A ministra Cármen Lúcia, do Supremo Tribunal Federal (STF), deferiu medida cautelar na Arguição de Descumprimento de Preceito Fundamental (ADPF) 548 para “suspender os efeitos de atos judiciais ou administrativos, emanados de autoridade pública que possibilite, determine ou promova o ingresso de agentes públicos em universidades públicas e privadas”. Em sua decisão, a ministra suspende, ainda, qualquer determinação de recolhimento de documentos, interrupção de aulas, debates ou manifestações em universidades, bem como a coleta irregular de depoimentos de professores ou alunos pela “manifestação livre de ideias e divulgação do pensamento nos ambientes universitários ou em equipamentos sob a administração de universidades públicas e privadas”.

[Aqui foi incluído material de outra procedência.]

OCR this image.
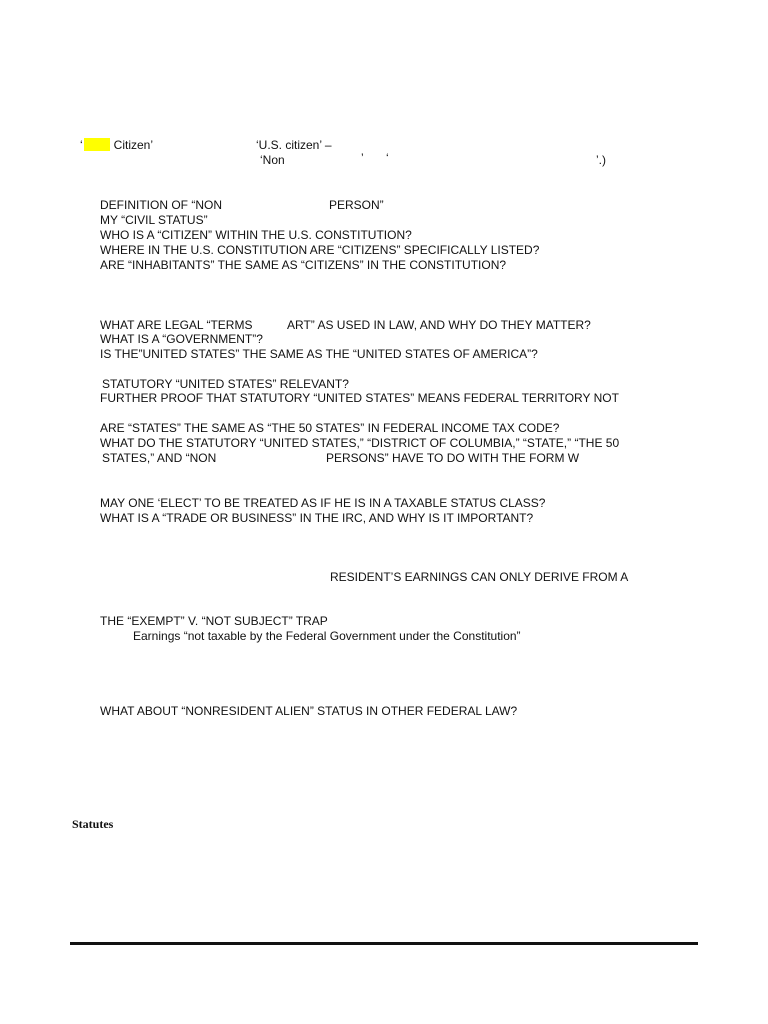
‘	Citizen’	‘U.S. citizen’ –
‘Non	’ ‘	’.)
DEFINITION OF “NON	PERSON”
MY “CIVIL STATUS”
WHO IS A “CITIZEN” WITHIN THE U.S. CONSTITUTION?
WHERE IN THE U.S. CONSTITUTION ARE “CITIZENS” SPECIFICALLY LISTED?
ARE “INHABITANTS” THE SAME AS “CITIZENS” IN THE CONSTITUTION?
WHAT ARE LEGAL “TERMS	ART” AS USED IN LAW, AND WHY DO THEY MATTER?
WHAT IS A “GOVERNMENT”?
IS THE”UNITED STATES” THE SAME AS THE “UNITED STATES OF AMERICA”?
STATUTORY “UNITED STATES” RELEVANT?
FURTHER PROOF THAT STATUTORY “UNITED STATES” MEANS FEDERAL TERRITORY NOT
ARE “STATES” THE SAME AS “THE 50 STATES” IN FEDERAL INCOME TAX CODE?
WHAT DO THE STATUTORY “UNITED STATES,” “DISTRICT OF COLUMBIA,” “STATE,” “THE 50
STATES,” AND “NON	PERSONS” HAVE TO DO WITH THE FORM W
MAY ONE ‘ELECT’ TO BE TREATED AS IF HE IS IN A TAXABLE STATUS CLASS?
WHAT IS A “TRADE OR BUSINESS” IN THE IRC, AND WHY IS IT IMPORTANT?
RESIDENT’S EARNINGS CAN ONLY DERIVE FROM A
THE “EXEMPT” V. “NOT SUBJECT” TRAP
Earnings “not taxable by the Federal Government under the Constitution”
WHAT ABOUT “NONRESIDENT ALIEN” STATUS IN OTHER FEDERAL LAW?
Statutes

A ADPF foi ajuizada pela procuradora-geral da república, Raquel Dodge, contra decisões de juízes eleitorais que determinam a busca e apreensão de panfletos e materiais de campanha eleitoral em universidades e nas dependências das sedes de associações de docentes, proíbem aulas com temática eleitoral e reuniões e assembleias de natureza política, impondo-se a interrupção de manifestações públicas de apreço ou reprovação a candidatos nas eleições gerais de 2018, em universidades federais e estaduais. As medidas teriam como embasamento jurídico a legislação eleitoral, no ponto em que veda a veiculação de propaganda de qualquer natureza (artigo 37 da Lei n. 9.504/1997).
De acordo com a ministra Cármen Lúcia, os atos questionados apresentam “subjetivismo incompatível com a objetividade e neutralidade que devem permear a função judicante, além de neles haver demonstração de erro de interpretação de lei, a conduzir a contrariedade ao direito de um Estado democrático”.
A ministra esclarece que a finalidade da norma que regulamenta a propaganda eleitoral e impõe proibição de alguns comportamentos em períodos especificados é impedir o abuso do poder econômico e político e preservar a igualdade entre os candidatos no processo. Ela ressalta que o processo eleitoral, no Estado democrático, fundamenta-se nos princípios da liberdade de manifestação do pensamento, da liberdade de informação, de ensino e aprendizagem, e de escolhas políticas, além da autonomia universitária.
“Toda interpretação de norma jurídica que colida com qualquer daqueles princípios, ou, o que é pior e mais grave, que restrinja ou impeça a manifestação da liberdade é inconstitucional, inválida, írrita. Todo ato particular ou estatal que limite, fora dos princípios fundamentais constitucionalmente estabelecidos, a liberdade de ser e de manifestação da forma de pensar e viver o que se é, não vale juridicamente, devendo ser impedido, desfeito ou retirado do universo das práticas aceitas ou aceitáveis”, afirmou a ministra.
“Liberdade de pensamento não é concessão do Estado. É direito fundamental do indivíduo que a pode até mesmo contrapor ao Estado. Por isso não pode ser impedida, sob pena de substituir-se o indivíduo pelo ente estatal, o que se sabe bem onde vai dar. E onde vai dar não é o caminho do direito democrático, mas da ausência de direito e déficit democrático”, conclui, ressaltando que discordâncias são próprias das liberdades individuais. “As pessoas divergem, não se tornam por isso inimigas. As pessoas criticam. Não se tornam por isso não gratas. Democracia não é unanimidade. Consenso não é imposição.” A decisão liminar será submetida a referendo do Plenário na sessão da próxima quarta-feira (31).